In questo modo sono incapaci di analizzare le proprie emozioni e i propri sentimenti. In certi casi incapaci perfino di provarne. Non si preoccupano di valutare i loro comportamenti e le reali motivazioni che stanno loro dietro. Agiscono, ma non si chiedono per quali ragioni profonde lo fanno.

Sono disinteressati a qualsiasi processo di crescita interiore, convinti che i cambiamenti possano e debbano avvenire solo fuori, nella realtà sociale e politica esterna, e non (anche, se non prima di tutto) dentro ciascuno di noi.

Queste persone sono adulte fuori, ma immature, quando non addirittura infantili, dentro.

Altri uomini (e donne), all’incontrario, sono del tutto ripiegati/e su stessi/e, si guardano dentro dalla mattina alla sera e quasi si disinteressano di quello che succede fuori di loro, come se il “fuori” non li riguardasse.

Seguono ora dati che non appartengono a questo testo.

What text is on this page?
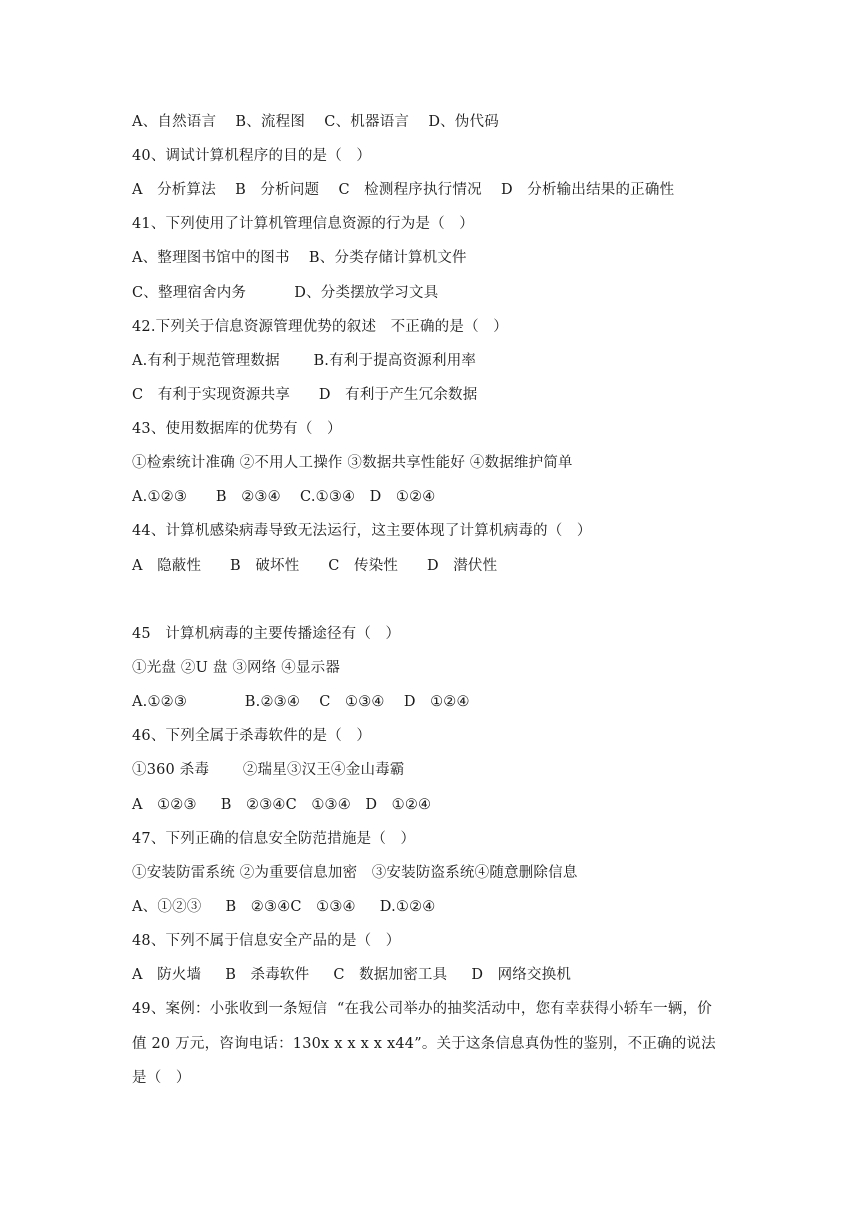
A、自然语言    B、流程图    C、机器语言    D、伪代码
40、调试计算机程序的目的是（   ）
A   分析算法    B   分析问题    C   检测程序执行情况    D   分析输出结果的正确性
41、下列使用了计算机管理信息资源的行为是（   ）
A、整理图书馆中的图书    B、分类存储计算机文件
C、整理宿舍内务          D、分类摆放学习文具
42.下列关于信息资源管理优势的叙述   不正确的是（   ）
A.有利于规范管理数据       B.有利于提高资源利用率
C   有利于实现资源共享      D   有利于产生冗余数据
43、使用数据库的优势有（   ）
①检索统计准确 ②不用人工操作 ③数据共享性能好 ④数据维护简单
A.①②③      B   ②③④    C.①③④   D   ①②④
44、计算机感染病毒导致无法运行，这主要体现了计算机病毒的（   ）
A   隐蔽性      B   破坏性      C   传染性      D   潜伏性
45   计算机病毒的主要传播途径有（   ）
①光盘 ②U 盘 ③网络 ④显示器
A.①②③            B.②③④    C   ①③④    D   ①②④
46、下列全属于杀毒软件的是（   ）
①360 杀毒       ②瑞星③汉王④金山毒霸
A   ①②③     B   ②③④C   ①③④   D   ①②④
47、下列正确的信息安全防范措施是（   ）
①安装防雷系统 ②为重要信息加密   ③安装防盗系统④随意删除信息
A、①②③     B   ②③④C   ①③④     D.①②④
48、下列不属于信息安全产品的是（   ）
A   防火墙     B   杀毒软件     C   数据加密工具     D   网络交换机
49、案例：小张收到一条短信  “在我公司举办的抽奖活动中，您有幸获得小轿车一辆，价
值 20 万元，咨询电话：130x x x x x x44”。关于这条信息真伪性的鉴别，不正确的说法
是（   ）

Sono capaci di fini autoanalisi e introspezioni psicologiche, ma del tutto incapaci di analizzare la realtà economica, sociale, politica che li circonda. Anzi di questa sembrano addirittura non interessati/e, come se essa non li riguardasse, come se essi/e vivessero sotto una campana di vetro, in una specie di eremo o di esilio volontario dall’umanità.

Non solo non fanno nulla per migliorare il mondo o per contribuire ad eliminare almeno qualcuna delle numerose e gravi ingiustizie che lo affliggono, ma di esse pare quasi che non si accorgano neanche.

Il mondo potrebbe minacciare di crollare loro addosso, ma essi non farebbero niente per prevenire tale minaccia.

Queste persone sono malate di egotismo e, in alcuni casi, di forme più o meno gravi di narcisismo o depressione.

L’ideale per me sarebbe che ognuno di noi fosse capace di vivere sia dentro che fuori, che fosse attento e interessato sia a quello che succede dentro di sé, al proprio mondo interiore (fatto di pulsioni, emozioni, sentimenti, pensieri), sia a quello che succede fuori di sé (innanzitutto nelle relazioni con gli altri, con i più prossimi, e poi anche nella realtà sociale e politica più complessiva).

Che fosse attento e interessato a migliorare se stesso come singolo, come individuo, ma anche attento e interessato a contribuire al miglioramento della comunità, della collettività di cui è parte.